The condition ReviMo addresses is impaired mobility, a broad patient population encompassing individuals with spinal cord injuries, advanced neuromuscular diseases, severe arthritis, and the frail elderly. For many of these people, the current standard of care for transfers involves a family member or nurse physically lifting them, or the use of a manual Hoyer lift,a sling-based device that requires a caregiver to pump a hydraulic lever. These methods preserve life, but they can compromise patient dignity and are a leading cause of musculoskeletal injuries among healthcare workers. ReviMo's Niko is an attempt to rewrite that script, placing control back with the patient and aiming to turn a moment of vulnerability into one of regained agency. The next twelve months will show if the robot can clear its final certifications and begin to prove that case in real homes and care settings.

Sources

  1. [ReviMo, retrieved 2024] ReviMo - Mobility | Smart Robotic Mobility Device | Boston, USA | https://www.revimo.care/
  2. [PERPLEXITY SONAR PRO BRIEF, Unknown] Web-grounded research brief on ReviMo's product and market.

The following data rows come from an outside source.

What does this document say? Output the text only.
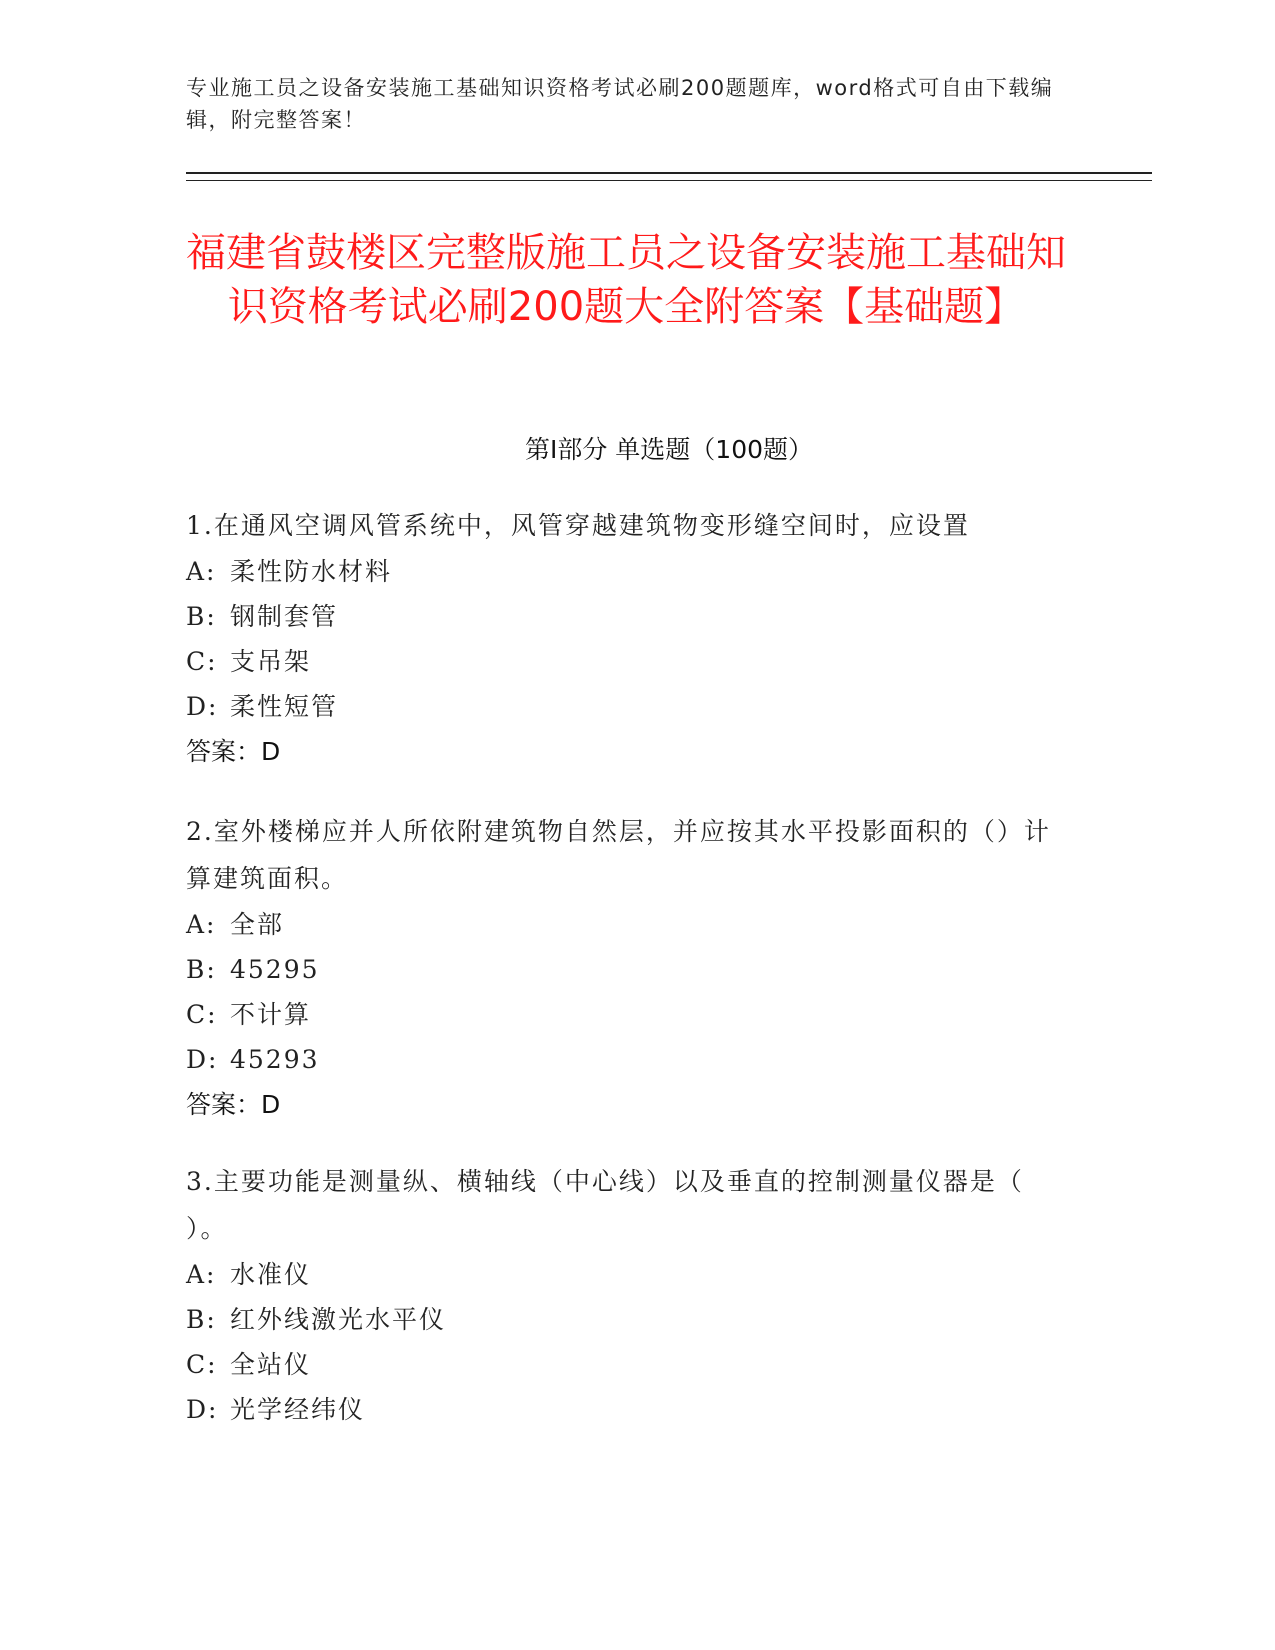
专业施工员之设备安装施工基础知识资格考试必刷200题题库，word格式可自由下载编辑，附完整答案！
福建省鼓楼区完整版施工员之设备安装施工基础知识资格考试必刷200题大全附答案【基础题】
第Ⅰ部分 单选题（100题）
1.在通风空调风管系统中，风管穿越建筑物变形缝空间时，应设置
A: 柔性防水材料
B: 钢制套管
C: 支吊架
D: 柔性短管
答案：D
2.室外楼梯应并人所依附建筑物自然层，并应按其水平投影面积的（）计算建筑面积。
A: 全部
B: 45295
C: 不计算
D: 45293
答案：D
3.主要功能是测量纵、横轴线（中心线）以及垂直的控制测量仪器是（ ）。
A: 水准仪
B: 红外线激光水平仪
C: 全站仪
D: 光学经纬仪
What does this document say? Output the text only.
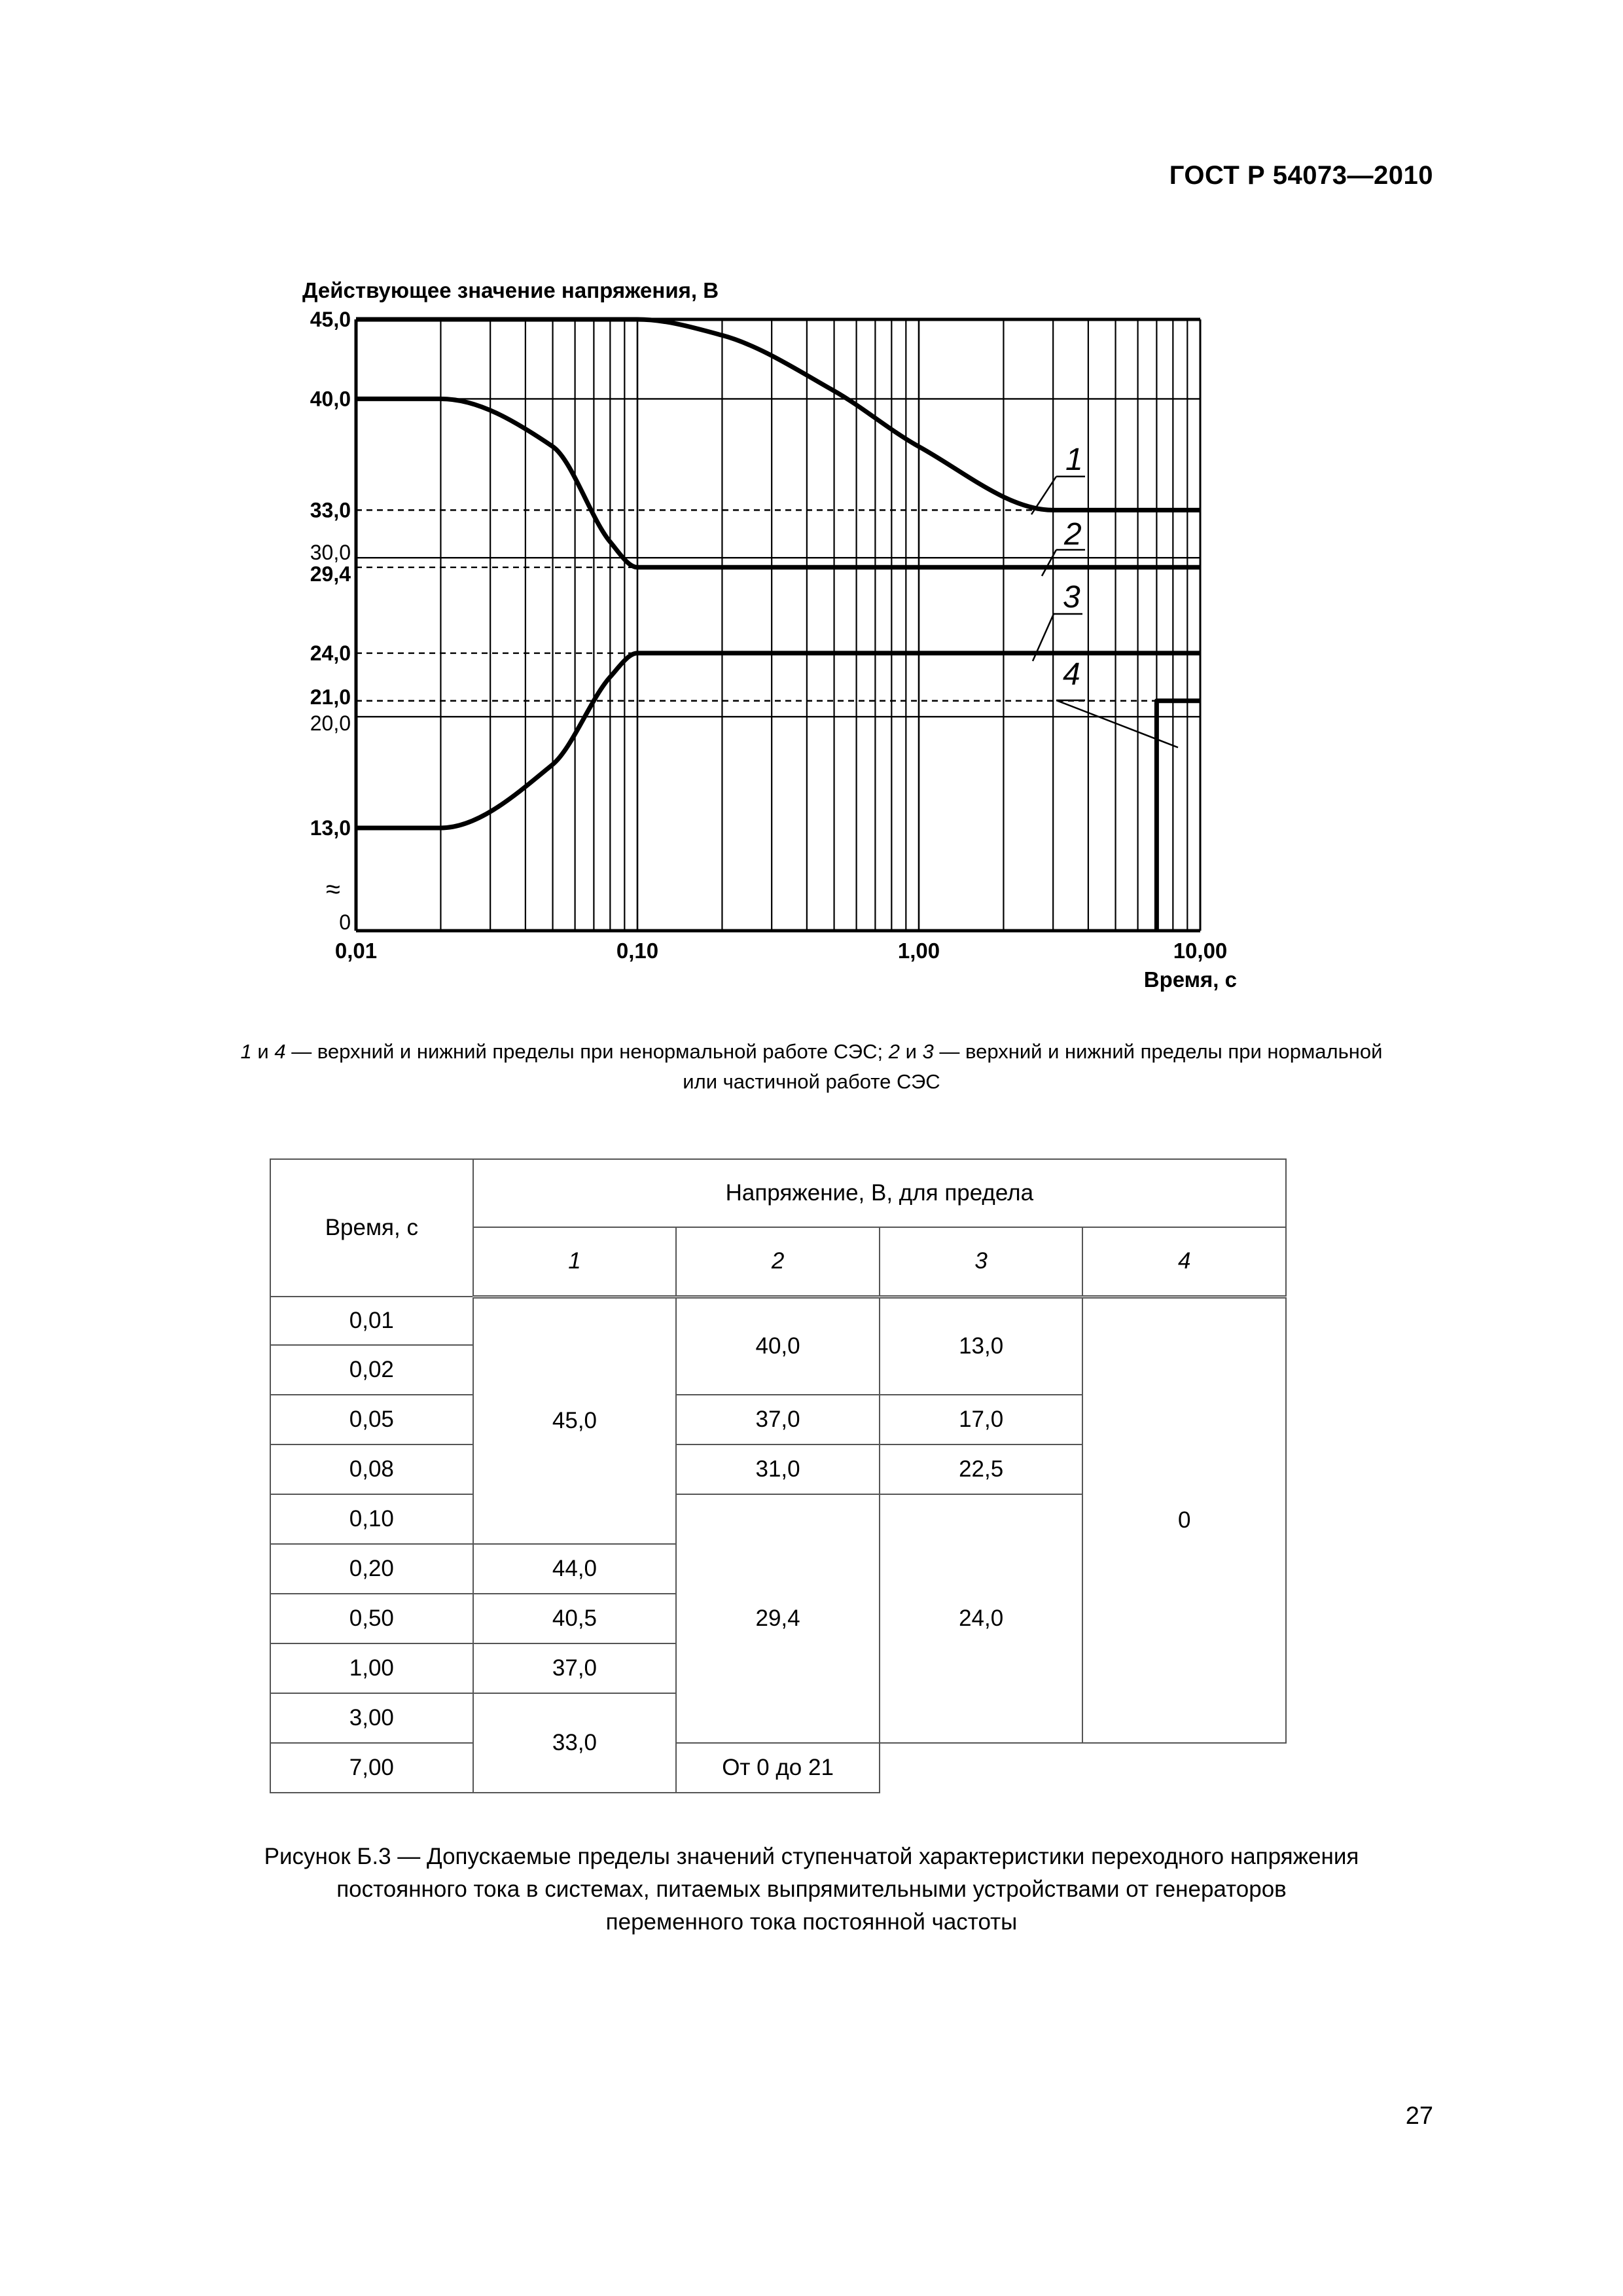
ГОСТ Р 54073—2010
Действующее значение напряжения, В
45,0
40,0
33,0
30,0
29,4
24,0
21,0
20,0
13,0
0
≈
0,01	0,10	1,00	10,00
Время, с
1
2
3
4
1 и 4 — верхний и нижний пределы при ненормальной работе СЭС; 2 и 3 — верхний и нижний пределы при нормальной
или частичной работе СЭС
Время, с	Напряжение, В, для предела			
	1	2	3	4
0,01	45,0	40,0	13,0	0
0,02				
0,05		37,0	17,0	
0,08		31,0	22,5	
0,10		29,4	24,0	
0,20	44,0			
0,50	40,5			
1,00	37,0			
3,00	33,0			
7,00		От 0 до 21		
Рисунок Б.3 — Допускаемые пределы значений ступенчатой характеристики переходного напряжения
постоянного тока в системах, питаемых выпрямительными устройствами от генераторов
переменного тока постоянной частоты
27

  3. [Disabled Life Alliance, 2023 or later] ReviMo | disAbled Life Alliance | https://disabledlifealliance.com/disabled-life-innovation-gateway/listings/revimo/
  4. [Jennifer DiMartino - Passionate & dedicated..., retrieved 2026] LinkedIn profile noting Aleksandr Malashchenko's PhD | https://www.linkedin.com/in/jendimartino/
  5. [AgeTech Collaborative from AARP] Company Profile - ReviMo | https://home.agetechcollaborative.org/startup/network/findacompany/companyprofile?UserKey=
  6. [Techstars Physical Health Fort Worth Announces 11 Companies in Its 2024 Accelerator » Dallas Innovates] | https://dallasinnovates.com/techstars-physical-health-fort-worth-announces-11-companies-in-its-2024-accelerator/
  7. [David Barsoum - Prev @ ReviMo | Robotics @ Olin..., retrieved 2026] LinkedIn profile noting MassRobotics residency | https://www.linkedin.com/in/davidmbarsoum/
  8. [Prospeo, Unknown] Prospeo company profile with revenue and valuation estimates.